Tout ça fait maintenant partie du passé. Pour autant que je puisse en juger, car depuis, tout est redevenu calme et tranquille et je ne sais plus trop comment le temps s’écoule.

Moi qui suis curieux, j’ai demandé à Damballa qui était le petit totem et pourquoi quelques fois il faisait cligner son œil rouge. Mais il ne m’a pas répondu. D’ailleurs il vient moins souvent maintenant.

Pourtant j’ai eu une réponse, c’est Papa Loco qui me l’a donné, toujours avec son ton si aimable : « T’inquiètes, c’est ton grand frère qui t’regarde, ah, ah, ah ! » et il rigolait comme s’il avait dit une bonne blague.

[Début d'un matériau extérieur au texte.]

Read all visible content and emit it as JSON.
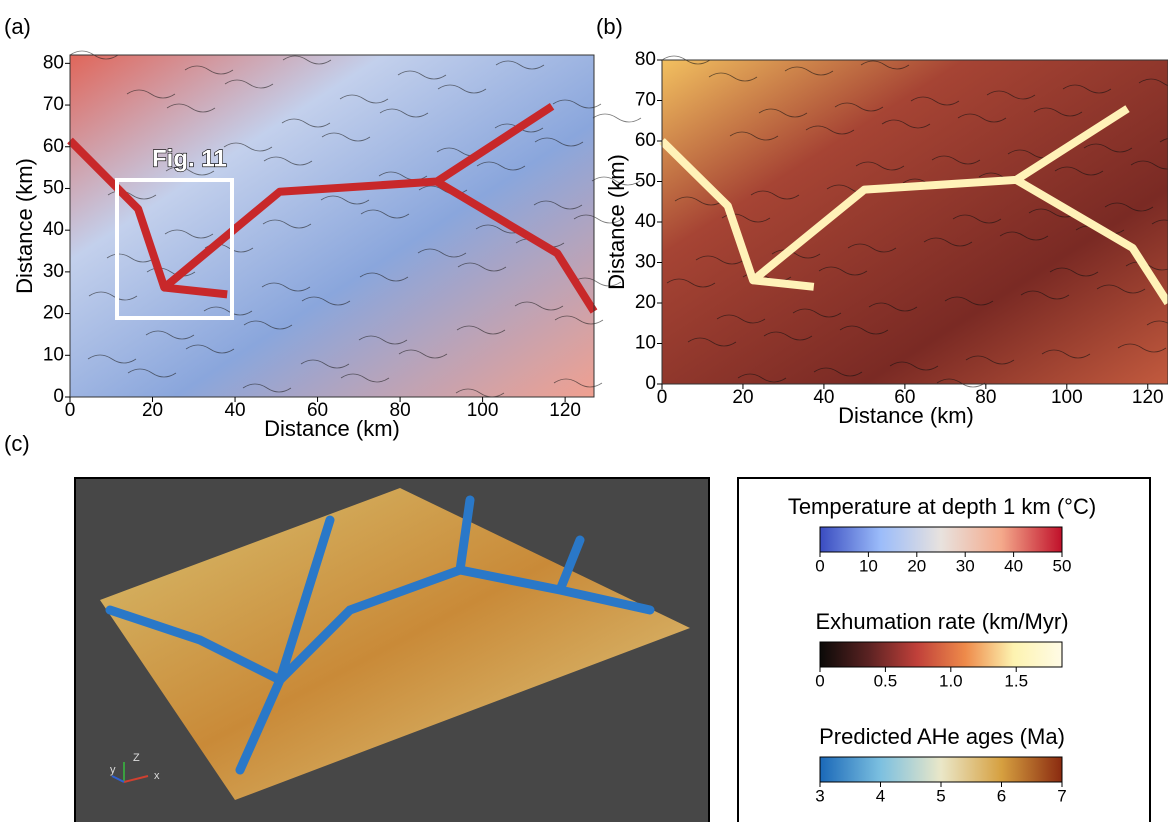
{
  "panels": [
    {
      "label": "(a)",
      "xlabel": "Distance (km)",
      "ylabel": "Distance (km)",
      "xlim": [
        0,
        127
      ],
      "ylim": [
        0,
        82
      ],
      "xticks": [
        0,
        20,
        40,
        60,
        80,
        100,
        120
      ],
      "yticks": [
        0,
        10,
        20,
        30,
        40,
        50,
        60,
        70,
        80
      ],
      "inset_label": "Fig. 11"
    },
    {
      "label": "(b)",
      "xlabel": "Distance (km)",
      "ylabel": "Distance (km)",
      "xlim": [
        0,
        125
      ],
      "ylim": [
        0,
        80
      ],
      "xticks": [
        0,
        20,
        40,
        60,
        80,
        100,
        120
      ],
      "yticks": [
        0,
        10,
        20,
        30,
        40,
        50,
        60,
        70,
        80
      ]
    },
    {
      "label": "(c)",
      "axis_x": "x",
      "axis_y": "y",
      "axis_z": "Z"
    }
  ],
  "colorbars": [
    {
      "title": "Temperature at depth 1 km (°C)",
      "lim": [
        0,
        50
      ],
      "ticks": [
        0,
        10,
        20,
        30,
        40,
        50
      ],
      "colors": [
        "#3a4cc0",
        "#9bbcfa",
        "#e8e2de",
        "#f4a98b",
        "#c0102a"
      ]
    },
    {
      "title": "Exhumation rate (km/Myr)",
      "lim": [
        0,
        1.85
      ],
      "ticks": [
        0,
        0.5,
        {
          "value": 1,
          "label": "1.0"
        },
        1.5
      ],
      "colors": [
        "#0b0a08",
        "#5a2222",
        "#c0403a",
        "#ee8a4a",
        "#fdf3b0",
        "#fffbe6"
      ]
    },
    {
      "title": "Predicted AHe ages (Ma)",
      "lim": [
        3,
        7
      ],
      "ticks": [
        3,
        4,
        5,
        6,
        7
      ],
      "colors": [
        "#1a68b8",
        "#7cc0e0",
        "#eae7c8",
        "#d6a040",
        "#8a2a10"
      ]
    }
  ]
}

Et puis menaçant : «  Et ne t’avises surtout pas de bouger sinon…  l’oiseau va te crier dans les oreilles ! Ah, ah, ah !»

Alors maintenant, je vois, j’entends, mais je ne bouge plus. Plus du tout. Je fais la bûche.

Ça tombe bien. Moi, faire la bûche, j’adore ça !

Quelques mots d’explication qui peuvent aider à mieux comprendre les allusions de ce conte :

La chambre où se déroule cette effraction était une des rares pièces de la maison que ma négligence n’avait pas équipée de détecteur de mouvement, alors que je les avais en réserve depuis 15 ans…

Elle était décorée de nombreux objets ramenés d’Haïti – terre du Vaudou – d’où ces loas (esprits invoqués lors des cérémonies) qui interviennent dans l’histoire. Petitatou leur est affilié par la lointaine origine africaine de sa mère, les Sarmaca de Guyane étant des descendants des quelques « nègres marrons » qui réussirent à fuir l’enfer de l’esclavage.